“He has shown you, O mortal, what is good. And what does the Lord require of you? To act justly and to love mercy and to walk humbly with your God.” (Micah 6:8 NIV)
Across the road from my old high school, on a hill is a water tower. Each year the seniors will sneak up to it one night and write in giant numbers the year of their graduation. This year as I was driving back from the post office I looked up at the water tower and was shocked. There was a giant number 24 on it. That couldn’t be right. When I graduated there was a giant number 84 on it. It couldn’t be 40 years since I graduated high school. Surely I wasn’t that old. On the inside I sometimes still felt like an 18 year old. Where had all the years gone?

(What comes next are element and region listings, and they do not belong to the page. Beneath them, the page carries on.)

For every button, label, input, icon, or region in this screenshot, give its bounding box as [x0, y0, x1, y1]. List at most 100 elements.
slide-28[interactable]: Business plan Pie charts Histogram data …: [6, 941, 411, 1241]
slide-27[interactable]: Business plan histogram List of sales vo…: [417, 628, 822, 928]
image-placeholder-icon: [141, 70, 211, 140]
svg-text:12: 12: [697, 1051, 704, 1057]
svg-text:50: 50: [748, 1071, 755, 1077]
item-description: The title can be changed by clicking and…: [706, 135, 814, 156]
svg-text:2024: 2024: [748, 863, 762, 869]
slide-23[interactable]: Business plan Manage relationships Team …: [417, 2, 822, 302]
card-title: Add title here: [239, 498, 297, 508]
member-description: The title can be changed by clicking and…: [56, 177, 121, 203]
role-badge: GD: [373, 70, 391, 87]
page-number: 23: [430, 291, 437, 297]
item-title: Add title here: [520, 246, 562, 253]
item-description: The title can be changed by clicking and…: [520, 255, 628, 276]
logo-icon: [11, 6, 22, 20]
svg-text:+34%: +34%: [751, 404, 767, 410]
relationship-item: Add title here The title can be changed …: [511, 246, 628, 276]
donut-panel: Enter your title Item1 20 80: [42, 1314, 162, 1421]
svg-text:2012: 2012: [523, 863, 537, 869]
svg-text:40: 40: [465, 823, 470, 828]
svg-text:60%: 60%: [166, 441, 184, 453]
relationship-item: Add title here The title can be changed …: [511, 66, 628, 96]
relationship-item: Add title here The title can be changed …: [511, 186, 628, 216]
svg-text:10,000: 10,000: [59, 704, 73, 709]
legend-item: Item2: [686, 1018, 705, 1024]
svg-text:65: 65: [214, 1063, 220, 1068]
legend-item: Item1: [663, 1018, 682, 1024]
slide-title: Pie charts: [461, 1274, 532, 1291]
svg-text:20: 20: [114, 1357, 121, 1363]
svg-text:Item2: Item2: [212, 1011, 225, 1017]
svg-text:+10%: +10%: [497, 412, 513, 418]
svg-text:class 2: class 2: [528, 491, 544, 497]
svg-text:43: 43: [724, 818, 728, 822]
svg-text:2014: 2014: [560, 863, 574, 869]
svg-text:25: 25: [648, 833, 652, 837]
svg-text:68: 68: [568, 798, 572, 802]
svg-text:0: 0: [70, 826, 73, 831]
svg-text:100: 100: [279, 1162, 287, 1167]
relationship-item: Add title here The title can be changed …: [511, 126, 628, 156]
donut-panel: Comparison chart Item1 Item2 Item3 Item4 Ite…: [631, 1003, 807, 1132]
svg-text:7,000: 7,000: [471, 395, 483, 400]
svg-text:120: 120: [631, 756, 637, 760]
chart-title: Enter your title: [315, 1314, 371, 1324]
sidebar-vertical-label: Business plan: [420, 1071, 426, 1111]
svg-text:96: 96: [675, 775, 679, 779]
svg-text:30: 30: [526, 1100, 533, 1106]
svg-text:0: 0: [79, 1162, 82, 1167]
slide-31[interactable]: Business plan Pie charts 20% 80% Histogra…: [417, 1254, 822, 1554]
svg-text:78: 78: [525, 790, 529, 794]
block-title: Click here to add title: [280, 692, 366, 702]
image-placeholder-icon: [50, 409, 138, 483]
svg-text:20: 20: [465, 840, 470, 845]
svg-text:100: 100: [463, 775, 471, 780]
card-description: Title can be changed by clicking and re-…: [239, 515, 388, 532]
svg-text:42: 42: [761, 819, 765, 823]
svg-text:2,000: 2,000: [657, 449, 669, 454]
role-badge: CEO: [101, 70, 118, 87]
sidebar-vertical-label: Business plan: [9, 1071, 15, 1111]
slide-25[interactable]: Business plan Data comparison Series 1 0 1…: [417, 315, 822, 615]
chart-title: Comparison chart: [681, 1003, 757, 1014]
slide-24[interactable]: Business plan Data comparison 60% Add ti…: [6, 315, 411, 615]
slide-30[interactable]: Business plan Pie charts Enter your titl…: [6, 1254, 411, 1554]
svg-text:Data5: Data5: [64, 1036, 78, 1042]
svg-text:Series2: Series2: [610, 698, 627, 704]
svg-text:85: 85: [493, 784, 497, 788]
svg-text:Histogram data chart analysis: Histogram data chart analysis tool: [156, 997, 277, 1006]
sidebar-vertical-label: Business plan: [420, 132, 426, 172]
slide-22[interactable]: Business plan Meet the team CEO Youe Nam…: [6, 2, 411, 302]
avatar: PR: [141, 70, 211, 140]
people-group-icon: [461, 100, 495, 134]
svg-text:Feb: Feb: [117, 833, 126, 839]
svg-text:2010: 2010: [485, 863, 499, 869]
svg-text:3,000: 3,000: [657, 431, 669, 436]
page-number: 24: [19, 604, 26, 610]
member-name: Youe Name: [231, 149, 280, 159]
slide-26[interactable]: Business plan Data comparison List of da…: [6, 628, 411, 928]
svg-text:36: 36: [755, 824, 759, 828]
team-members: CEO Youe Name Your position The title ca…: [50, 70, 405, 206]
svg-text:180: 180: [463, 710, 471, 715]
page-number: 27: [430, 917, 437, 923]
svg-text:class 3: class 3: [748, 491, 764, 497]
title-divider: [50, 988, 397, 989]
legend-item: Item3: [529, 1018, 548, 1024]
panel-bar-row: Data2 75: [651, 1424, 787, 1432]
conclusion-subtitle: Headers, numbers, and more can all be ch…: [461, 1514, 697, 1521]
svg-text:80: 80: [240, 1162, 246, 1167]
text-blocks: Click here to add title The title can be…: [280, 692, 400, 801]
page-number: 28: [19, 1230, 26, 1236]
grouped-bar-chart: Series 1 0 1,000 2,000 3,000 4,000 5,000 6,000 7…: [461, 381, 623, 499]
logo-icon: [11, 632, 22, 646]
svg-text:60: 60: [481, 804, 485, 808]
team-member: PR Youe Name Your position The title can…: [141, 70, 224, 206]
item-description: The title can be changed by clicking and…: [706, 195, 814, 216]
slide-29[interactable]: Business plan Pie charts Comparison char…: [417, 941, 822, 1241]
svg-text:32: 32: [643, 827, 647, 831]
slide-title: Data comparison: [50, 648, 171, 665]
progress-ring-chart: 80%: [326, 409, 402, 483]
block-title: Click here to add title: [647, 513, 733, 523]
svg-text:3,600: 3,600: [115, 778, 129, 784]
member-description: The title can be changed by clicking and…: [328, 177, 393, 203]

It seemed like I blinked and 40 years had flown by. As I drove home I thought about all of those years. Waves of memories washed over me. There was the fun and hard work that had been my college years. There was the early years of struggle as a young husband and father just trying to make enough money to make ends meet. There was the tears and pain when my wife and I learned first one and then both of our sons were handicapped with Autism. There was the years raising my children and learning so much about love, laughter, and life from them. There was the delight and pride in seeing my daughter graduate from the same high school and college that I did. It was such a glorious tapestry of memories full of love, fear, joy, pain, struggles and triumphs. And as I pulled into my driveway I thanked God for them all.
I doubt I will get another 40 years of memories here. But I am determined to make the ones I do get as beautiful, loving, and joyous as possible. I want to share all the love I can, create all the joy I can, help all the people I can, and make the world a better place every chance I can. I want to laugh, sing, dance, think, feel, write, share, and live in such a way that it makes Our Heavenly Father smile. Because I know in the end those numbers on the water tower don’t really matter. Life does not end here. It goes on forever. And the best part is yet to come.